Here’s a choice excerpt. Read the whole thing:
…the most fundamental lesson to be learned from Moussaoui’s testimony is one that ought to have been perfectly obvious even without it: The 9/11 attacks were precisely attacks. They were not banal crimes actuated by banal criminal motives, as the trying of Moussaoui before an ordinary civilian jurisdiction would suggest. They were acts of war undertaken with the express purpose of inflicting damage upon a designated enemy: the United States.
Moussaoui laid out numerous particular grounds for accusing the court-appointed defense lawyers of what he styled “criminal non-assistance” (April 13, 2006; 3602), but the fundamental fact of his being at war with the United States was, as he made unmistakably clear, the single overriding reason for his refusing their representation. “What on earth is the problem for the jurors to know that this defense doesn’t belong to me?” he exclaimed, in defending his attempts to alert them to this fact during jury selection. “You own everything. You are America — the defense, the judge, the attackers. These people are American. I’m al Qaeda. I’m a sworn enemy of you. You, you, you, you, for me you are enemy” (February 14, 2006; 6). Apparently hoping to convince the jury that his client was delusional, Zerkin repeatedly asked Moussaoui whether he thought that Zerkin himself and the other defense lawyers were part of a “conspiracy” to kill him. “In a broad sense, yes,” Moussaoui responded during his March testimony, “because you are American, and I consider every American to be my enemy, so for me any American is meant to want my death because I want their death ” ( 2377–78). When Zerkin attempted to press the point, asking whether the judge and jury were also part of the “conspiracy,” Moussaoui interrupted him and insisted that he did not mean to refer to a conspiracy in the literal legal sense in which he himself had been charged. “When I refer to your conspiracy,” he explained, “it refer to you being an American . . . so, therefore, people like me are your enemy. I ’m an enemy combatant. So, in the broad sense, you are a part of this nation, so I assume that you are an enemy to me ” ( 2379). “I want to kill American people,” Moussaoui noted matter-of-factly when he took the stand again on April 13. “I believe that every American want to kill me, somehow. . . . You don’t like people like me out in the street. You can’t say that. You don’t want somebody like me out in the street. You want me either in jail or dead” (3654).
[...]
Asked by prosecutor Robert Spencer on cross-examination whether he remained prepared to kill Americans even in prison, Moussaoui answered “any time, anywhere” (3689). “No regret, no remorse, right, Mr. Moussaoui?” Spencer asked, alluding to his earlier reply to Zerkin. “No regret, no remorse,” Moussaoui confirmed. “Like it all to happen again, right?” Spencer asked. “Every day until we get here to you,” Moussaoui replied (3693).
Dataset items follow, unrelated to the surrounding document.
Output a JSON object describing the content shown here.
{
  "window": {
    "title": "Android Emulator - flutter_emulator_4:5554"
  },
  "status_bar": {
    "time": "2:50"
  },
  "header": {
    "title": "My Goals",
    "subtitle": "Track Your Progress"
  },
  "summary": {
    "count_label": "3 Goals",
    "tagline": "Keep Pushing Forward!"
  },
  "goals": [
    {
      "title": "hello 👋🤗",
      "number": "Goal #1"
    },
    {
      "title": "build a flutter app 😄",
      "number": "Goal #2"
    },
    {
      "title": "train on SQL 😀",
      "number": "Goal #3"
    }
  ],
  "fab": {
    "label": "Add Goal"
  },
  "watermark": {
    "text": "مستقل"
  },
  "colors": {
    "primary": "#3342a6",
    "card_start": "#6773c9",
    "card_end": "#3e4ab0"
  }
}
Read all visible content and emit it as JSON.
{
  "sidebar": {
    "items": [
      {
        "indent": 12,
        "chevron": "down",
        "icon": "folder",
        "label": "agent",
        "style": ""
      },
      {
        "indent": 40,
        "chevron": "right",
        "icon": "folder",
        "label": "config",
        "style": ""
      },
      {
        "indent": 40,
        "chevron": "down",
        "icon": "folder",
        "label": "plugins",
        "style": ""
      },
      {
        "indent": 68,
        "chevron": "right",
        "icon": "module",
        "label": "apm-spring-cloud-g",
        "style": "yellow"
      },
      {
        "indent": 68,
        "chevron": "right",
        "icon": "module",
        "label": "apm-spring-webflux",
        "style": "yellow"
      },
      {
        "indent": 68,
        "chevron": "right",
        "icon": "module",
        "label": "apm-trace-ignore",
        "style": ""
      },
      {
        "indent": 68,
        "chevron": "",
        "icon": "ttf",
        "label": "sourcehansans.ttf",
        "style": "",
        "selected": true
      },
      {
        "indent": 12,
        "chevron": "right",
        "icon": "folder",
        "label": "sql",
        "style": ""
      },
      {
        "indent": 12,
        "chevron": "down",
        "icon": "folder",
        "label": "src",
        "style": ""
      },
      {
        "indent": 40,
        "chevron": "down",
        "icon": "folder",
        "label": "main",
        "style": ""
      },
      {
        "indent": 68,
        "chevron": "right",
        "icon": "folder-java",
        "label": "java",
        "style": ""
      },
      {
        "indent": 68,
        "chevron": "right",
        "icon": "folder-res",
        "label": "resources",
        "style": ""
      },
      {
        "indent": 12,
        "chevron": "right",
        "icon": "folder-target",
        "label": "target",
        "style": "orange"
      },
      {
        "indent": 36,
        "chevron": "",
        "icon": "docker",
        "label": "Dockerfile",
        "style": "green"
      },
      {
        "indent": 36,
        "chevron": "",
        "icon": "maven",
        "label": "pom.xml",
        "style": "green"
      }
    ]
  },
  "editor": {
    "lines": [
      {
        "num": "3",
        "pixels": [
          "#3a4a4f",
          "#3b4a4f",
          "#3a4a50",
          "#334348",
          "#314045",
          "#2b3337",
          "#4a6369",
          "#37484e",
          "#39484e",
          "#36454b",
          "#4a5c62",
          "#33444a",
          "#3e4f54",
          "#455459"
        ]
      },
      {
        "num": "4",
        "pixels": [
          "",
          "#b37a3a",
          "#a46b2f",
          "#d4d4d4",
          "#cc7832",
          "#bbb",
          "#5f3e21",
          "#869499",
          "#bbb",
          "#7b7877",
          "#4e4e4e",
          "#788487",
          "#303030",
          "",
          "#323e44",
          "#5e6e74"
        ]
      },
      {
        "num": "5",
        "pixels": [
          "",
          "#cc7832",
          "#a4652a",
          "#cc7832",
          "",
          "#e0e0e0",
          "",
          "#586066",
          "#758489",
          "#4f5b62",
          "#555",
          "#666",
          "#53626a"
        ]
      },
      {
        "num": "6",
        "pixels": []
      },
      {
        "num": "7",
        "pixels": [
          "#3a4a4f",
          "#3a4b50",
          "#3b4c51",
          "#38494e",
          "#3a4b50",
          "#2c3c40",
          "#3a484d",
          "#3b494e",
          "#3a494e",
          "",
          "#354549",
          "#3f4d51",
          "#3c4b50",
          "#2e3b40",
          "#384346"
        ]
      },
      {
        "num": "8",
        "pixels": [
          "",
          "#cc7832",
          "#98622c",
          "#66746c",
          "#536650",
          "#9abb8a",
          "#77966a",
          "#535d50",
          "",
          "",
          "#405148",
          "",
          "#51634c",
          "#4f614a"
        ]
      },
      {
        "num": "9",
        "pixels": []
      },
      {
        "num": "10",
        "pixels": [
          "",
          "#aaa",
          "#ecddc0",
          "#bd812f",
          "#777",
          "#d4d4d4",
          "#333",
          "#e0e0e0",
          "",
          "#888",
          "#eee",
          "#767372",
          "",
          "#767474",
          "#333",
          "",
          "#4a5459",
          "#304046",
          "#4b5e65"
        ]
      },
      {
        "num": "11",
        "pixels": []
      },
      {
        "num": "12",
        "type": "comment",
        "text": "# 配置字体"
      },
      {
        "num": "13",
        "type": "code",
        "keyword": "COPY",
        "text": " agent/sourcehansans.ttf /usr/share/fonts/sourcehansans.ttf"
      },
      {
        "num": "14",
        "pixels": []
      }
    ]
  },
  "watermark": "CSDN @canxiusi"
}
Having explained that according to chapter 9, verse 29 of the Quran, Muslims, as he put it, “have the obligation to be the super power” (3657) and hence to “subdue” the United States, Moussaoui also managed to invoke what the consequences for Americans would be if this goal was ever reached. “For the . . . American Jewish, we will exterminate them,” he specified. “For the Christian, it is different. . . . We have a way to accommodate them if they don ’t fight us” (3661).[...]
Criminal prosecution of al Qaeda leaders or operatives before civilian jurisdictions is clearly not effective action in this connection. Al Qaeda members are sworn to fight against America literally to the death. As Moussaoui explained, the preparedness to die in service to one ’s “emir” is the very meaning of the oath of allegiance or bayat that al Qaeda members have sworn to Osama bin Laden. It is, he said, a “death allegiance” (3672). Criminal prosecutions, even on death penalty charges, can have no dissuasive impact in this context. Especially if they are to be conducted according to the normal due process safeguards of American law, moreover, such trials involve major national security risks, the most obvious being that sworn enemies of the United States — “enemy combatants,” as Moussaoui called them, willingly assuming the mantle — will go free.
If there is a category of crime under which atrocities like the 9/11 attacks could be meaningfully prosecuted, it is precisely that of war crimes or — per the specification for mass crimes against a civilian population introduced by the Nuremburg Tribunal — “crimes against humanity”…
Read the whole thing.
This is why fighting the terrorists, wherever they are, is vitally important. Our President should be admired and praised for finally taking action against these sworn enemies, after almost a decade of inaction.